Tuesday Jul 12, 2022
C S Lewis’ ”The Language of Religion,” Part 2
This partial essay came at just the right time, and I find it one of his most fruitful. The topic is one of Lewis's favorites: language. We do seem to have differing ways of speaking, and they are not always working the same way. For our purposes in this essay, Lewis speaks of common language, scientific language and poetic language, asking how "the language of religion" fits in. Common language, of course, is the base from which the others spring. It is indexical. We use language to point beyond language, to convey information to others, whether in science or poetry. Now, this next is utterly central to the argument. Many dismiss poetry as merely the expression of emotion. Lewis rejects this as untenable, and for good reasons. Poetic language is about something, just like scientific and ordinary language. It expresses information in many cases by the only way that information can be expressed:
"This is the most remarkable of the powers of poetic language: to convey to us the quality of experiences which we have not had, or perhaps can never have, to use factors within our experience so that they become pointers to something outside our experience."
"My conclusion is that such language is by no means merely an expression, nor a stimulant, of emotion, but a real medium of information. Which information may, like any other, be true or false.... Because events, as real events 'really' are and feigned events would 'really' be if they occurred, cannot be conveyed without bringing in the observer's heart and the common emotional reaction of the species, it has been falsely concluded that poetry represented the heart for its own sake, and nothing but the heart."
That is, poetic language conveys concrete information from one subject to another, involving the whole subject, but it is no less ABOUT something (in philosophical language it is intentional) than scientific or ordinary language. Whereas scientific language is abstract, poetic language is concrete. An expression like, "it is -60 degrees centigrade" out there is impoverished, but precise language; it is not qualitative, but quantitative. "It's so cold out there your nose hairs freeze to your nostrils as you breathe, and your head feels likely to explode," is concrete, but also vague in expressing temperature, not quantifiable.
Religious language is usually conducted, like most of our language work, with ordinary language, but when we are pressed to explain what we mean by religious statements like "I believe in God," we will need to go one of two ways: toward the scientific, or toward the poetic, and while each attempt will be trying to convey the same information, they will suffer different strengths and weaknesses.
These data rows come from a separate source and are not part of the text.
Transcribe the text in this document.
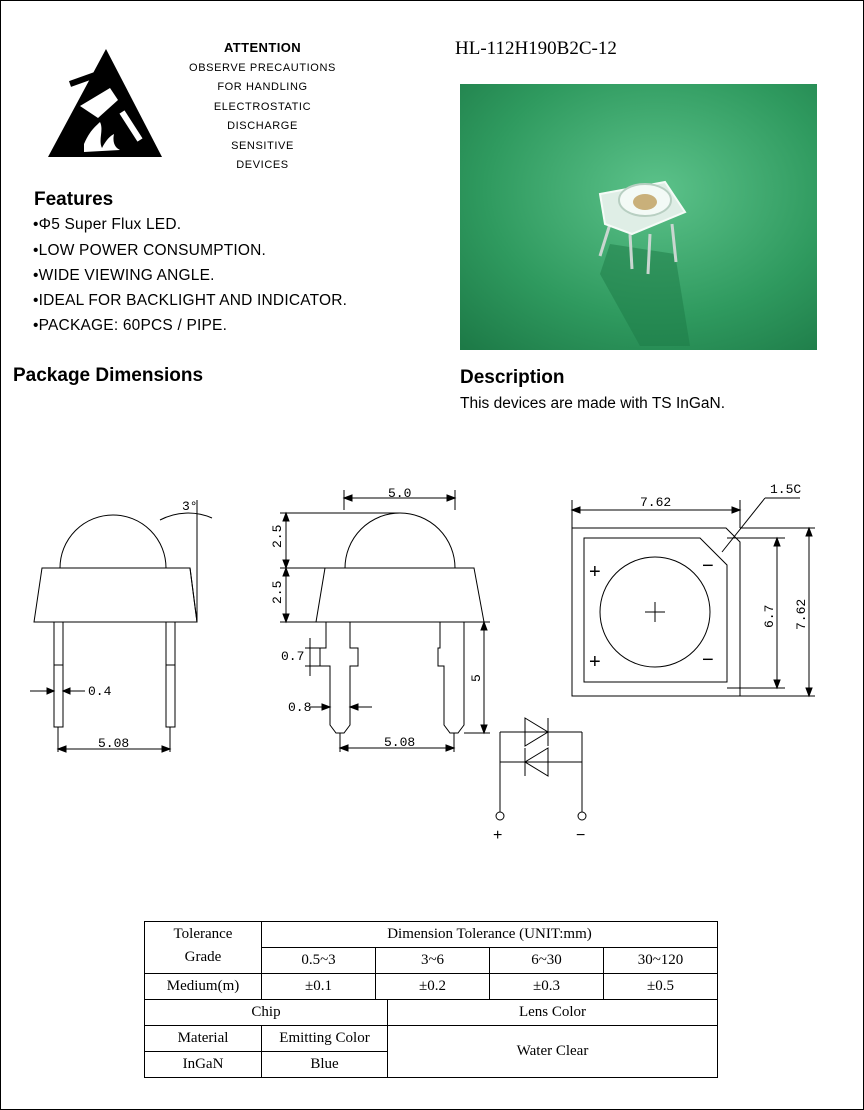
ATTENTION
OBSERVE PRECAUTIONS
FOR HANDLING
ELECTROSTATIC
DISCHARGE
SENSITIVE
DEVICES
HL-112H190B2C-12
Features
•Φ5 Super Flux LED.
•LOW POWER CONSUMPTION.
•WIDE VIEWING ANGLE.
•IDEAL FOR BACKLIGHT AND INDICATOR.
•PACKAGE: 60PCS / PIPE.
Package Dimensions	Description
This devices are made with TS InGaN.
3°
0.4
5.08
5.0
2.5
2.5
0.7
0.8
5
5.08
1.5C
7.62
6.7 7.62
+
+
−
−
+	−
Tolerance
Grade	Dimension Tolerance (UNIT:mm)				
	0.5~3	3~6		6~30	30~120
Medium(m)	±0.1	±0.2		±0.3	±0.5
Chip			Lens Color		
Material	Emitting Color		Water Clear		
InGaN	Blue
"Apologetics is controversy. You cannot conduct a controversy in those poetical expressions which alone convey the concrete: you must use terms as definable and univocal as possible, and these are always abstract. And this means that the thing we are really talking about can never appear in the discussion at all. We have to try to prove THAT God is in circumstances where we are denied every means of conveying WHO God is."
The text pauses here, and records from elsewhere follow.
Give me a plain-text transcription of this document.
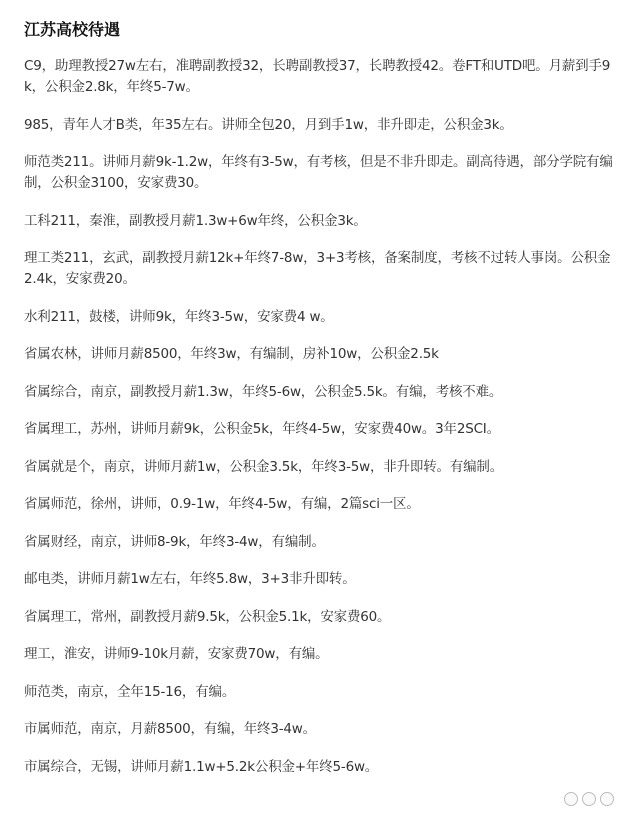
江苏高校待遇

C9，助理教授27w左右，准聘副教授32，长聘副教授37，长聘教授42。卷FT和UTD吧。月薪到手9k，公积金2.8k，年终5-7w。

985，青年人才B类，年35左右。讲师全包20，月到手1w，非升即走，公积金3k。

师范类211。讲师月薪9k-1.2w，年终有3-5w，有考核，但是不非升即走。副高待遇，部分学院有编制，公积金3100，安家费30。

工科211，秦淮，副教授月薪1.3w+6w年终，公积金3k。

理工类211，玄武，副教授月薪12k+年终7-8w，3+3考核，备案制度，考核不过转人事岗。公积金2.4k，安家费20。

水利211，鼓楼，讲师9k，年终3-5w，安家费4 w。

省属农林，讲师月薪8500，年终3w，有编制，房补10w，公积金2.5k

省属综合，南京，副教授月薪1.3w，年终5-6w，公积金5.5k。有编，考核不难。

省属理工，苏州，讲师月薪9k，公积金5k，年终4-5w，安家费40w。3年2SCI。

省属就是个，南京，讲师月薪1w，公积金3.5k，年终3-5w，非升即转。有编制。

省属师范，徐州，讲师，0.9-1w，年终4-5w，有编，2篇sci一区。

省属财经，南京，讲师8-9k，年终3-4w，有编制。

邮电类，讲师月薪1w左右，年终5.8w，3+3非升即转。

省属理工，常州，副教授月薪9.5k，公积金5.1k，安家费60。

理工，淮安，讲师9-10k月薪，安家费70w，有编。

师范类，南京，全年15-16，有编。

市属师范，南京，月薪8500，有编，年终3-4w。

市属综合，无锡，讲师月薪1.1w+5.2k公积金+年终5-6w。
"Now it seems to me a mistake to think that our experience in general can be communicated by precise and literal [that is, scientific] language and that there is a special class of experiences (say emotions) which cannot. The truth seems to me the opposite: there is a special region of experiences which can be communicated without poetic language, namely, its 'common measurable features,' but most experience cannot. To be incommunicable by scientific language is, so far as I can judge, the normal state of experience."